Winnipeg is home to Canada’s largest Aboriginal population. Aboriginal people, however, are among the most likely to experience homelessness and are also over-represented in housing that is unaffordable, overcrowded or in poor condition. Finding housing has become a wall preventing many Aboriginal people from successfully making Winnipeg home. Moving to the City: Housing and Aboriginal Migration to Winnipeg documents the housing experiences of Aboriginal people moving to Winnipeg.

In conducting this research we worked closely with the Eagle Urban Transition Centre (EUTC), one of the only Aboriginal run service agencies of its type across Canada that help First Nations, Métis and Inuit people as they move to the city.

EUTC has helped thousands of Aboriginal people with finding housing, employment, accessing health care and other services. By bringing all these resources together in one centre, they help connect their members to programs in the community. Despite the tremendous work EUTC does already, our research found more resources are needed to ensure that all Aboriginal people in Winnipeg are securely housed.

Barriers to housing
Some Aboriginal people are pushed off reserve communities by poor housing conditions. Participants we interviewed spoke of long waiting lists for housing, overcrowding and lack of running water in their home communities. Overcrowding remains six times greater on reserve than off reserve. The shortfall of housing and poor housing conditions force many Aboriginal people to choose between bad housing in their home communities and insecure and unaffordable housing in cities like Winnipeg.

Aboriginal people also face considerable barriers to finding housing in Winnipeg, principally related to poverty.

•Aboriginal Manitobans have almost double the poverty rate as the general population: 17.2 percent compared to 9.7 percent.
•Unemployment rates almost three times as high within the core working age population.
•For three quarters of Aboriginal migrants to Winnipeg incomes remain below $10,000 per year 15 months after arriving in the city.

Market housing is expensive and subsidized public housing is of limited availability. As a result, many people coming to Winnipeg share with friends and family members. Commonly, this arrangement is referred to as “couch surfing” but should properly be seen as overcrowding and a form of hidden homelessness, with consequent social and health impacts.

The long-term effects of colonialism and institutionalization haunt many Aboriginal people. The effects of residential schools, the Sixties Scoop, intervention by Child and Family Services and vastly disproportional rates of incarceration continue to be felt. Many Aboriginal people are the survivors of multiple generations of involvement with these institutions. One young person we spoke with had already spent two terms in jail. A revolving door between foster care and detention centres, between jails and shelters, leaves many Aboriginal people without the skills or resources to obtain adequate housing.

People moving to an urban environment for the first time often do not know their rights and responsibilities as tenants.
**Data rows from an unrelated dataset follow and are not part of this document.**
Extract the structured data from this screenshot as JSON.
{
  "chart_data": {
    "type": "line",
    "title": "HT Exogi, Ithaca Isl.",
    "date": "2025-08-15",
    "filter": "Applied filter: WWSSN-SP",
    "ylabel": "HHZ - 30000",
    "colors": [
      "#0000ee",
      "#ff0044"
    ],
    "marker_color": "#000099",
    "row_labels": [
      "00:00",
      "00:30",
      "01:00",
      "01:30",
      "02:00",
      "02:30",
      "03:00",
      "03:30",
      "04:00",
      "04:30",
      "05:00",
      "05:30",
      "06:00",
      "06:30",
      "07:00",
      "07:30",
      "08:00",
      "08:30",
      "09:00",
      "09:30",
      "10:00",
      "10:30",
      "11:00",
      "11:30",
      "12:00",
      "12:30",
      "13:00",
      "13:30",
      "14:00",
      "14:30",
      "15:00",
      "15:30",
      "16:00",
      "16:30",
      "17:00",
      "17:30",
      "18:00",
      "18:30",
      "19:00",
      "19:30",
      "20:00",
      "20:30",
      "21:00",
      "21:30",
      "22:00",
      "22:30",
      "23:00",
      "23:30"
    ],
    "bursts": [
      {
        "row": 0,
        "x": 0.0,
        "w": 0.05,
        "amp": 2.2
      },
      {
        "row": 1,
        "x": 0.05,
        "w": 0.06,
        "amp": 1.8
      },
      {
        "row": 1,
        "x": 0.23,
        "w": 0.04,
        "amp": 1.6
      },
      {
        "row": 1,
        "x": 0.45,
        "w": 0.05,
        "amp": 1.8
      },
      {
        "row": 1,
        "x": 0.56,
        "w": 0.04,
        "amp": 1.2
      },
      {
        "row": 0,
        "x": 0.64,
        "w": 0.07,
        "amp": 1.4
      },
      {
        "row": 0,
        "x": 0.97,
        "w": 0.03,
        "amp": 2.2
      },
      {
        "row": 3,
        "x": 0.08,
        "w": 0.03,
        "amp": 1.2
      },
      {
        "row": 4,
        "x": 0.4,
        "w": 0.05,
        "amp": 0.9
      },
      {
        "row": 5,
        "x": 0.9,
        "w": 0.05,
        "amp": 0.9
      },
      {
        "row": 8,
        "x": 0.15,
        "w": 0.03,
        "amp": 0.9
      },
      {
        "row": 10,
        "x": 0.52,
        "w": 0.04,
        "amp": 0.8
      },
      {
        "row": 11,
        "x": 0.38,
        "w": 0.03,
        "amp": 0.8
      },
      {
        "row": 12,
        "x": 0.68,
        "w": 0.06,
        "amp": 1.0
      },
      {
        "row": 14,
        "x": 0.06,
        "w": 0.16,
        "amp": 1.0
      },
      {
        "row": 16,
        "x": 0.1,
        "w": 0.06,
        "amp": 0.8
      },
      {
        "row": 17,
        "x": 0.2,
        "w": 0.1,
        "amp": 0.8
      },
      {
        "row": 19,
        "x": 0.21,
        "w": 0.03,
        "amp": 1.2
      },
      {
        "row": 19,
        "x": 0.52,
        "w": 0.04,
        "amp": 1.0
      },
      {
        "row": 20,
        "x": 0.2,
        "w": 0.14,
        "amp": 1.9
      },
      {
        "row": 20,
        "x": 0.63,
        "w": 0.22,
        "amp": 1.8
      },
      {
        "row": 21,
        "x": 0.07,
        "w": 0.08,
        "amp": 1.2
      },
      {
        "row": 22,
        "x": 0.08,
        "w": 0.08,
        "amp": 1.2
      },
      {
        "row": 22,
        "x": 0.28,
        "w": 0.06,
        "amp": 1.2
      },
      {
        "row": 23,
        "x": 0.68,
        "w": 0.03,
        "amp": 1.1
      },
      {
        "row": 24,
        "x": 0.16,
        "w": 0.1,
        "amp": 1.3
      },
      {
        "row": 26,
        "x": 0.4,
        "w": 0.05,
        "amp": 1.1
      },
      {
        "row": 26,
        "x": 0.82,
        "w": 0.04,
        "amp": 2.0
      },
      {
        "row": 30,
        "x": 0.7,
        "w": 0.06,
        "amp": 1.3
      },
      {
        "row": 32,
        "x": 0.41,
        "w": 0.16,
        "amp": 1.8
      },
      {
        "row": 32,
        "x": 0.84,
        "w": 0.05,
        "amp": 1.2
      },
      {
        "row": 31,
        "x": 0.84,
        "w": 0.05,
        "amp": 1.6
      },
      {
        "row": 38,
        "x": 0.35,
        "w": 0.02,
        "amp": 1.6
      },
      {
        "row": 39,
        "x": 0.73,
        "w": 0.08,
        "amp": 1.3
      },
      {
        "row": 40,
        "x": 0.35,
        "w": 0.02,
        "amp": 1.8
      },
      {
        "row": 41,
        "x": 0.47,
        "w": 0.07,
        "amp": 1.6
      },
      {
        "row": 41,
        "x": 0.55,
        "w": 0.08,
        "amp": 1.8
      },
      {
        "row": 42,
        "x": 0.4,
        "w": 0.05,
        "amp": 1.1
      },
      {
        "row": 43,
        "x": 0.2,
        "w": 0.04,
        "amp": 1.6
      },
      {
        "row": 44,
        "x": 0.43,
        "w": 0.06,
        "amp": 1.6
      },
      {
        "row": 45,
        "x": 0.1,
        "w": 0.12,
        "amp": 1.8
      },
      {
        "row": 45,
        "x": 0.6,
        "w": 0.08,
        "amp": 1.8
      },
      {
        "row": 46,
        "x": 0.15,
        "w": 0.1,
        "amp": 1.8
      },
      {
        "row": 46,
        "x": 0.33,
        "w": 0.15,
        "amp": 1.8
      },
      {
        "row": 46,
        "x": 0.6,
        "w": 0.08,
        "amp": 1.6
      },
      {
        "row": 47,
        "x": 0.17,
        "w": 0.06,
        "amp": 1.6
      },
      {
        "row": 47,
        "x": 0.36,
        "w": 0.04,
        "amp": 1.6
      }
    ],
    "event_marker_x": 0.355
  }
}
Many arrive with no rental history, no bank accounts and no government identification. Some tenants reported being coerced into signing leases before seeing their apartments, landlords not returning damage deposits or other forms of exploitation. EUTC helps inform tenants of their rights, helping to resolve disputes, and also educates members on their responsibilities as tenants.

Closing the gap
On the basis of this research, we made 16 recommendations in five key areas: Increasing access to social housing; intergovernmental cooperation; increasing settlement and transitional supports; decentralizing transitional services; and increasing financial resources available to migrants. These include:

•Work with the Aboriginal community to create housing to accommodate the multi-generational and fluid family structures of many Aboriginal households
•Increasing cooperation between levels of government so that Aboriginal migrants do not face loss of services during their transition period.
•Better and more secure funding for EUTC and improve access to transition centres in other cities.
•Increase financial opportunities through better training and jobs for Aboriginal Manitobans, and raising EIA rates to 75% of median market rent.

Many of the challenges Aboriginal migrants face in obtaining housing in Winnipeg stem from a gap in services as they transition from federally funded programs on reserve communities to provincially funded programs off-reserve. Streamlining processes for obtaining identification, applying for EIA and other services could help get Aboriginal people new to Winnipeg on their feet faster. Meanwhile, more support for transition services like those provided by EUTC are needed, both within Winnipeg and in smaller urban centres to make the transition easier.

The divide between the Aboriginal and non-Aboriginal communities in Winnipeg is heightened by deep economic divisions. Nonetheless, the future of our communities is closely tied: Winnipeg can only succeed if the Aboriginal people of this city find success. Ensuring that equal access to housing is available for Aboriginal people should be a priority for all levels of government and all citizens in Winnipeg.